A fern is a member of a group of about 10,560 known extant species of vascular plants that reproduce via spores and have neither seeds nor flowers. They differ from mosses by being vascular, i.e., having certain tissue that conducts water and nutrients. They have branched stems and leaves like other vascular plants. These are "megaphylls", which are more complex than the simple "microphylls" of clubmosses. Most ferns are Leptosporangiate ferns, sometimes denominated the "true ferns": they produce what are called "fiddleheads" that uncoil and expand into fronds.

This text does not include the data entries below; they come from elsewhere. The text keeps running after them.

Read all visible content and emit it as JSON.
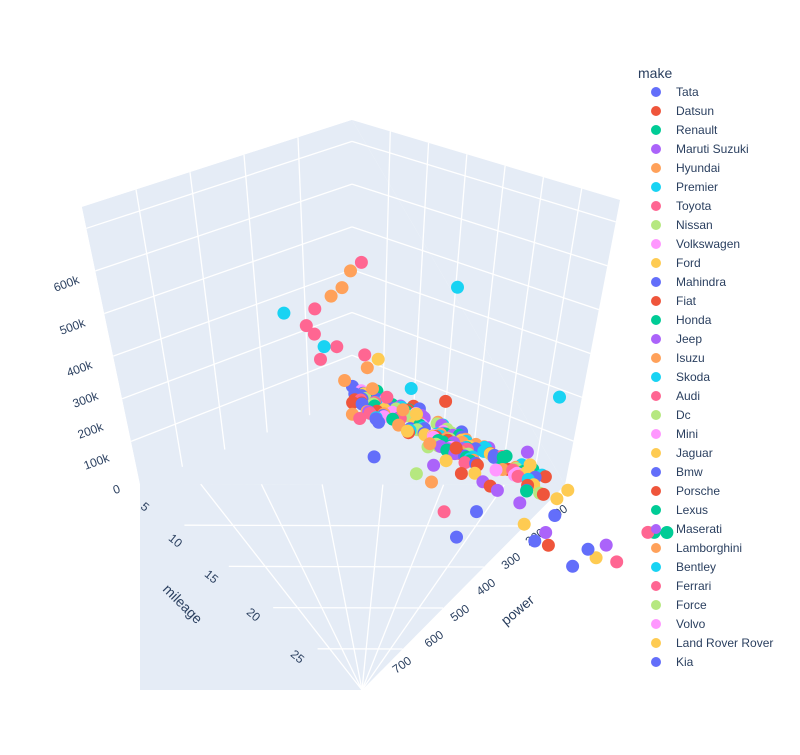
{
  "chart_data": {
    "type": "scatter3d",
    "legend": {
      "title": "make",
      "placement": "right",
      "entries": [
        {
          "name": "Tata",
          "color": "#636efa"
        },
        {
          "name": "Datsun",
          "color": "#EF553B"
        },
        {
          "name": "Renault",
          "color": "#00cc96"
        },
        {
          "name": "Maruti Suzuki",
          "color": "#ab63fa"
        },
        {
          "name": "Hyundai",
          "color": "#FFA15A"
        },
        {
          "name": "Premier",
          "color": "#19d3f3"
        },
        {
          "name": "Toyota",
          "color": "#FF6692"
        },
        {
          "name": "Nissan",
          "color": "#B6E880"
        },
        {
          "name": "Volkswagen",
          "color": "#FF97FF"
        },
        {
          "name": "Ford",
          "color": "#FECB52"
        },
        {
          "name": "Mahindra",
          "color": "#636efa"
        },
        {
          "name": "Fiat",
          "color": "#EF553B"
        },
        {
          "name": "Honda",
          "color": "#00cc96"
        },
        {
          "name": "Jeep",
          "color": "#ab63fa"
        },
        {
          "name": "Isuzu",
          "color": "#FFA15A"
        },
        {
          "name": "Skoda",
          "color": "#19d3f3"
        },
        {
          "name": "Audi",
          "color": "#FF6692"
        },
        {
          "name": "Dc",
          "color": "#B6E880"
        },
        {
          "name": "Mini",
          "color": "#FF97FF"
        },
        {
          "name": "Jaguar",
          "color": "#FECB52"
        },
        {
          "name": "Bmw",
          "color": "#636efa"
        },
        {
          "name": "Porsche",
          "color": "#EF553B"
        },
        {
          "name": "Lexus",
          "color": "#00cc96"
        },
        {
          "name": "Maserati",
          "color": "#ab63fa"
        },
        {
          "name": "Lamborghini",
          "color": "#FFA15A"
        },
        {
          "name": "Bentley",
          "color": "#19d3f3"
        },
        {
          "name": "Ferrari",
          "color": "#FF6692"
        },
        {
          "name": "Force",
          "color": "#B6E880"
        },
        {
          "name": "Volvo",
          "color": "#FF97FF"
        },
        {
          "name": "Land Rover Rover",
          "color": "#FECB52"
        },
        {
          "name": "Kia",
          "color": "#636efa"
        }
      ]
    },
    "axes": {
      "x": {
        "title": "power",
        "ticks": [
          "100",
          "200",
          "300",
          "400",
          "500",
          "600",
          "700"
        ],
        "range": [
          50,
          720
        ]
      },
      "y": {
        "title": "mileage",
        "ticks": [
          "5",
          "10",
          "15",
          "20",
          "25"
        ],
        "range": [
          3,
          28
        ]
      },
      "z": {
        "title": "",
        "ticks": [
          "0",
          "100k",
          "200k",
          "300k",
          "400k",
          "500k",
          "600k"
        ],
        "range": [
          0,
          650000
        ]
      }
    },
    "background_color": "#e5ecf6",
    "grid": true,
    "points_note": "dense cloud of ~hundreds of points clustered at low power / high mileage / low price, spreading toward high price at low mileage",
    "points": [
      {
        "make": "Toyota",
        "power": 450,
        "mileage": 5,
        "price": 560000
      },
      {
        "make": "Hyundai",
        "power": 430,
        "mileage": 5,
        "price": 540000
      },
      {
        "make": "Hyundai",
        "power": 380,
        "mileage": 6,
        "price": 500000
      },
      {
        "make": "Hyundai",
        "power": 400,
        "mileage": 6,
        "price": 520000
      },
      {
        "make": "Toyota",
        "power": 350,
        "mileage": 6,
        "price": 470000
      },
      {
        "make": "Toyota",
        "power": 320,
        "mileage": 7,
        "price": 450000
      },
      {
        "make": "Premier",
        "power": 300,
        "mileage": 6,
        "price": 460000
      },
      {
        "make": "Premier",
        "power": 560,
        "mileage": 8,
        "price": 560000
      },
      {
        "make": "Toyota",
        "power": 330,
        "mileage": 7,
        "price": 430000
      },
      {
        "make": "Toyota",
        "power": 350,
        "mileage": 8,
        "price": 420000
      },
      {
        "make": "Premier",
        "power": 330,
        "mileage": 8,
        "price": 420000
      },
      {
        "make": "Toyota",
        "power": 380,
        "mileage": 9,
        "price": 420000
      },
      {
        "make": "Ford",
        "power": 400,
        "mileage": 9,
        "price": 410000
      },
      {
        "make": "Hyundai",
        "power": 380,
        "mileage": 9,
        "price": 390000
      },
      {
        "make": "Toyota",
        "power": 320,
        "mileage": 8,
        "price": 390000
      },
      {
        "make": "Hyundai",
        "power": 340,
        "mileage": 9,
        "price": 360000
      },
      {
        "make": "Hyundai",
        "power": 370,
        "mileage": 10,
        "price": 360000
      },
      {
        "make": "Premier",
        "power": 420,
        "mileage": 11,
        "price": 380000
      },
      {
        "make": "Fiat",
        "power": 470,
        "mileage": 11,
        "price": 350000
      },
      {
        "make": "Premier",
        "power": 640,
        "mileage": 12,
        "price": 380000
      },
      {
        "make": "Toyota",
        "power": 390,
        "mileage": 10,
        "price": 340000
      },
      {
        "make": "Hyundai",
        "power": 400,
        "mileage": 11,
        "price": 330000
      },
      {
        "make": "Ford",
        "power": 420,
        "mileage": 11,
        "price": 320000
      },
      {
        "make": "Hyundai",
        "power": 330,
        "mileage": 10,
        "price": 300000
      },
      {
        "make": "Toyota",
        "power": 340,
        "mileage": 10,
        "price": 290000
      },
      {
        "make": "Ford",
        "power": 400,
        "mileage": 11,
        "price": 280000
      },
      {
        "make": "Hyundai",
        "power": 420,
        "mileage": 12,
        "price": 270000
      },
      {
        "make": "Fiat",
        "power": 460,
        "mileage": 12,
        "price": 260000
      },
      {
        "make": "Maruti Suzuki",
        "power": 560,
        "mileage": 13,
        "price": 270000
      },
      {
        "make": "Ford",
        "power": 560,
        "mileage": 13,
        "price": 240000
      },
      {
        "make": "Ford",
        "power": 440,
        "mileage": 12,
        "price": 230000
      },
      {
        "make": "Ford",
        "power": 470,
        "mileage": 13,
        "price": 220000
      },
      {
        "make": "Fiat",
        "power": 460,
        "mileage": 12,
        "price": 200000
      },
      {
        "make": "Maruti Suzuki",
        "power": 430,
        "mileage": 11,
        "price": 200000
      },
      {
        "make": "Mahindra",
        "power": 350,
        "mileage": 10,
        "price": 200000
      },
      {
        "make": "Nissan",
        "power": 400,
        "mileage": 11,
        "price": 180000
      },
      {
        "make": "Maruti Suzuki",
        "power": 480,
        "mileage": 13,
        "price": 200000
      },
      {
        "make": "Fiat",
        "power": 490,
        "mileage": 13,
        "price": 190000
      },
      {
        "make": "Hyundai",
        "power": 410,
        "mileage": 12,
        "price": 180000
      },
      {
        "make": "Maruti Suzuki",
        "power": 500,
        "mileage": 13,
        "price": 180000
      },
      {
        "make": "Fiat",
        "power": 560,
        "mileage": 14,
        "price": 190000
      },
      {
        "make": "Ford",
        "power": 600,
        "mileage": 14,
        "price": 200000
      },
      {
        "make": "Ford",
        "power": 580,
        "mileage": 14,
        "price": 180000
      },
      {
        "make": "Maruti Suzuki",
        "power": 520,
        "mileage": 14,
        "price": 170000
      },
      {
        "make": "Mahindra",
        "power": 560,
        "mileage": 15,
        "price": 160000
      },
      {
        "make": "Mahindra",
        "power": 460,
        "mileage": 13,
        "price": 130000
      },
      {
        "make": "Ford",
        "power": 520,
        "mileage": 14,
        "price": 120000
      },
      {
        "make": "Toyota",
        "power": 420,
        "mileage": 12,
        "price": 110000
      },
      {
        "make": "Maruti Suzuki",
        "power": 540,
        "mileage": 15,
        "price": 120000
      },
      {
        "make": "Mahindra",
        "power": 420,
        "mileage": 13,
        "price": 70000
      },
      {
        "make": "Mahindra",
        "power": 520,
        "mileage": 15,
        "price": 100000
      },
      {
        "make": "Fiat",
        "power": 540,
        "mileage": 15,
        "price": 90000
      },
      {
        "make": "Ford",
        "power": 600,
        "mileage": 16,
        "price": 80000
      },
      {
        "make": "Maruti Suzuki",
        "power": 620,
        "mileage": 16,
        "price": 110000
      },
      {
        "make": "Mahindra",
        "power": 590,
        "mileage": 16,
        "price": 100000
      },
      {
        "make": "Toyota",
        "power": 620,
        "mileage": 17,
        "price": 90000
      },
      {
        "make": "Honda",
        "power": 720,
        "mileage": 16,
        "price": 140000
      },
      {
        "make": "Honda",
        "power": 700,
        "mileage": 16,
        "price": 140000
      },
      {
        "make": "Toyota",
        "power": 690,
        "mileage": 16,
        "price": 140000
      },
      {
        "make": "Mahindra",
        "power": 560,
        "mileage": 16,
        "price": 60000
      }
    ],
    "cluster_note": "plus a dense band along the low-price floor"
  }
}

"Ferns" as defined herein are the "ferns sensu lato", being all of the "Monilophytes". The Monilophytes comprise both the "Leptosporangiate Ferns" and "Eusporangiate Ferns", the latter itself comprising "ferns" other than those denominated "true ferns": Horsetails (including Scouring Rushes), Whisk Ferns, Marattioid Ferns, and Ophioglossoid Ferns. The Pteridophytes traditionally denominate all seedless vascular plants, of which the Monilophytes predominate (see "Classification and Evolution" below), although some recent authors have used it to refer strictly to the Monilophytes alone.

Ferns first appear in the fossil record 360 million years ago in the late Devonian period but many of the current families and species did not appear until roughly 145 million years ago in the early Cretaceous, after flowering plants came to dominate many environments. The fern Osmunda claytoniana is a paramount example of evolutionary stasis. Paleontological evidence indicates it has remained unchanged, even at the level of fossilized nuclei and chromosomes, for at least 180 million years.